The 2021 Trial
Our Trial - Tested Process
During the Summer and Fall of 2021, EAB partnered with social services providers Orange County Parent Child Center and The Family Place, educators at Randolph High School, the community convener Vital Communities, and Central Vermont Communications Union District aka ECFiber, to develop a process and a web tool to support families through the process of qualifying for subsidies and accessing Broadband services.
EAB then worked with educators and social service professionals to alpha test this process and tool, making improvements based on challenges discovered and lessons learned from families we qualified for broadband subsidies and services. EAB's process and tool are scalable, cost contained, and effective, which makes them relevant and replicable to all CUDs.
For example, educators at Randolph High identified a family with multiple students sharing one cell phone for an internet connection to attend class remotely and to do homework. That family was referred to EAB. EAB proved household eligibility for federal broadband support, uploaded necessary documents, and delivered proof of registration to ECFiber. ECFiber quickly connected the family to its fiber system and established billing at a subsidized rate of $22 per month.
EAB's part of the process takes ten steps, but a service and subsidy connection ,may require up to 30 steps or data points to complete. A summary of our trial is posted above.
Steps EAB’s Process:
1. Communicate. Contact community partners such as schools, health care providers, libraries, and related institutions to explain EAB’s service, and the broadband subsidy opportunities for low-income families.
2. Refer. Community partners generate “leads” for qualified households. EAB provides low-tech, easy to use communications such as staff meetings, paper flyers, and email.
3. Contact. Consumers contact EAB by phone or by email. EAB welcomes consumer and begins the registration process, providing information, digital navigation, and data entry.
4. Permission. EAB receives consumer’s approval to use their eligibility information for registration.
5. Match Address to ISP. EAB identifies the consumer’s e-911 address and the internet provider serving the address using EAB’s web-based BeneficiaryConnect tool.
6. Register. EAB works with the consumer to complete the online subsidy registration until the consumer receives an active determination of ineligibility.
7. Inform ISP. EAB informs the CUD or internet service provider when the consumer’s registration is complete. EAB sends the consumer’s datafile to the service provider (in the trial case, ECFiber) to evaluate the requirements for connection at the consumer’s address.

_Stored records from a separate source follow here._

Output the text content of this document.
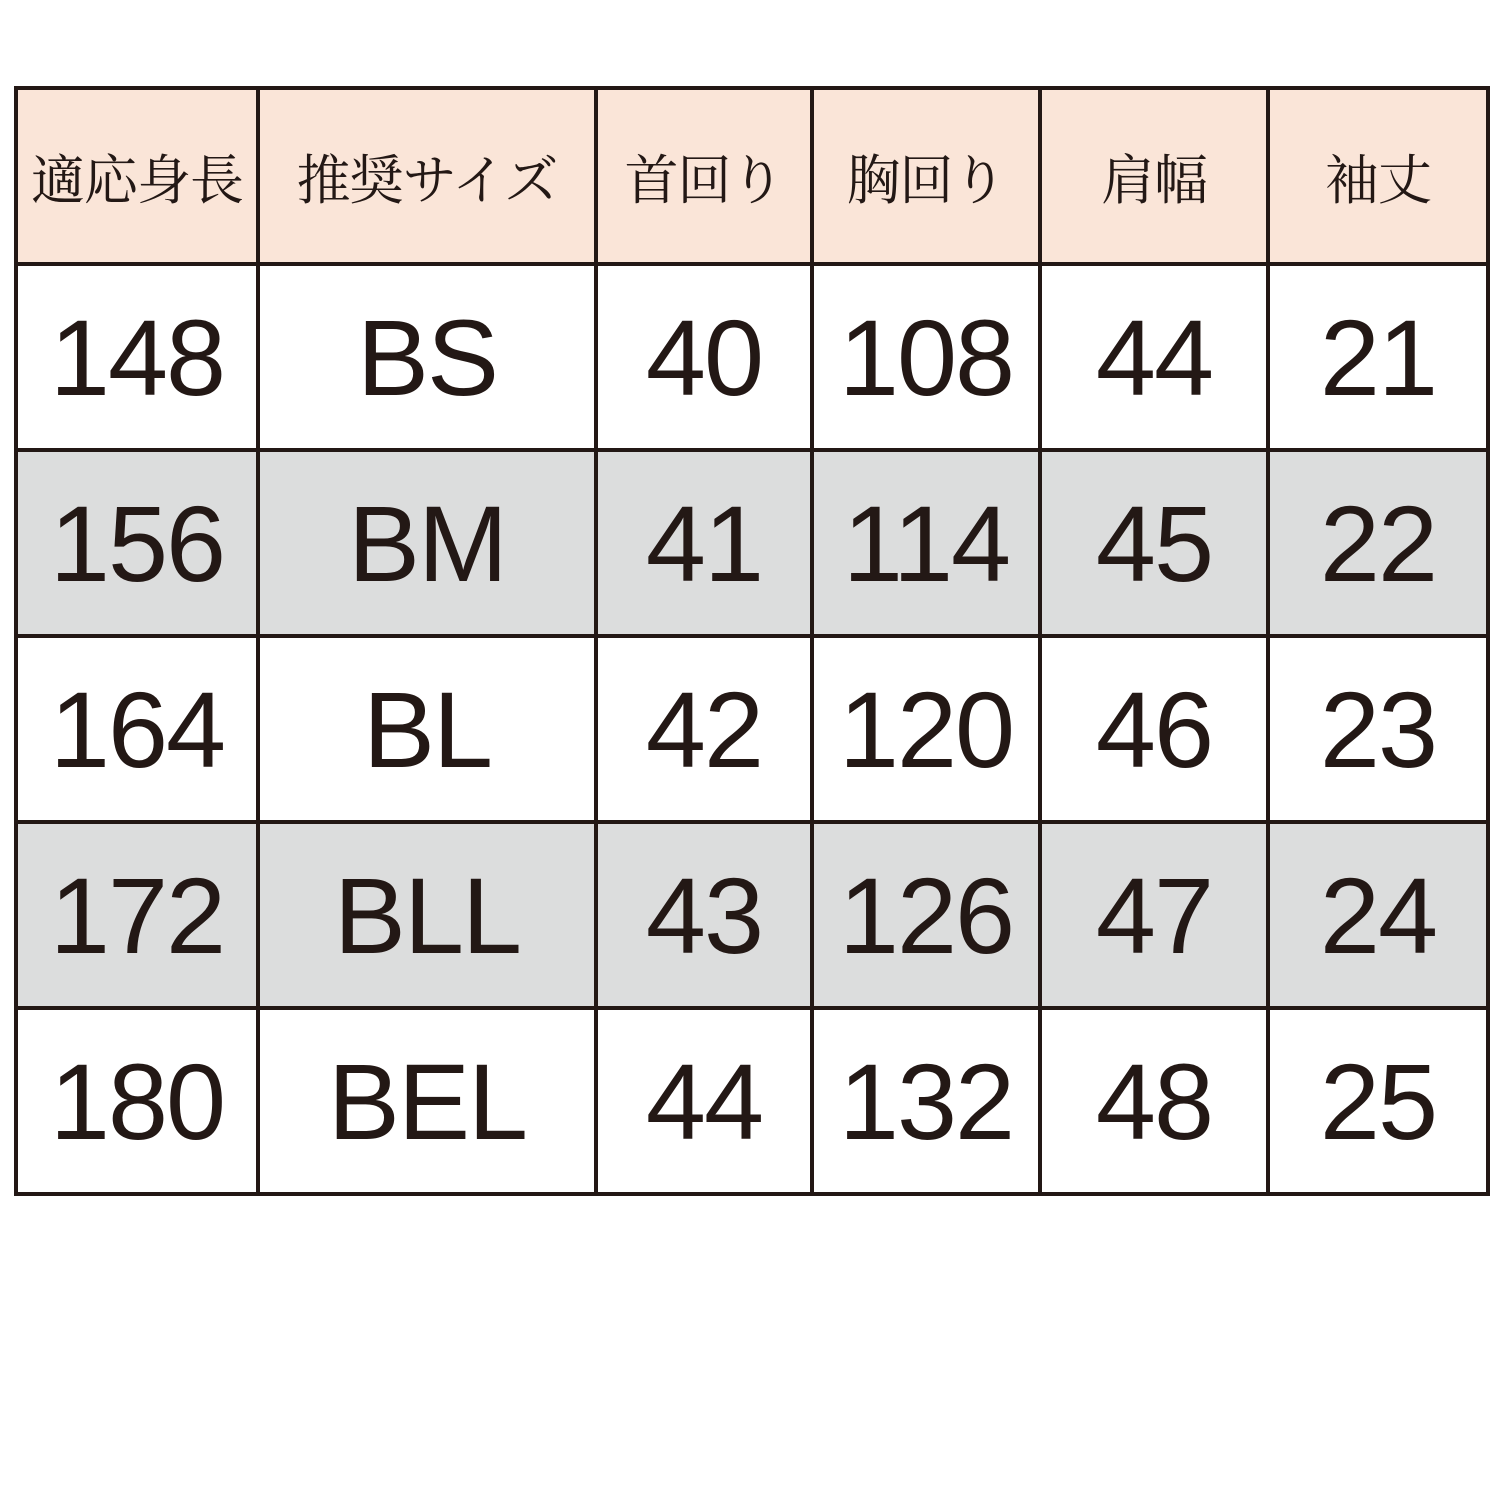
適応身長	推奨サイズ	首回り	胸回り	肩幅	袖丈
148	BS	40	108	44	21
156	BM	41	114	45	22
164	BL	42	120	46	23
172	BLL	43	126	47	24
180	BEL	44	132	48	25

8. Installation Support. EAB tracks the service provider’s response to the consumer, and is available to coordinate approvals with property owners as required. Where additional funding is required to connect, EAB is providing grant assistance.
9. Service. The service provider opens an account for the consumer, makes an installation plan, and contacts the consumer to make installation arrangements. Once installation is complete, billing (at the agreed reduced rate) and service begins.
10. Reimbursement. The “subsidy” is actually a reimbursement for service to the service provider, through the federal USAC system. The service provider may also invoice EAB for authorized additional (non-federal) subsidies when available.
Equal Access to Broadband, Inc. is a Vermont-based 501(c)3 organization.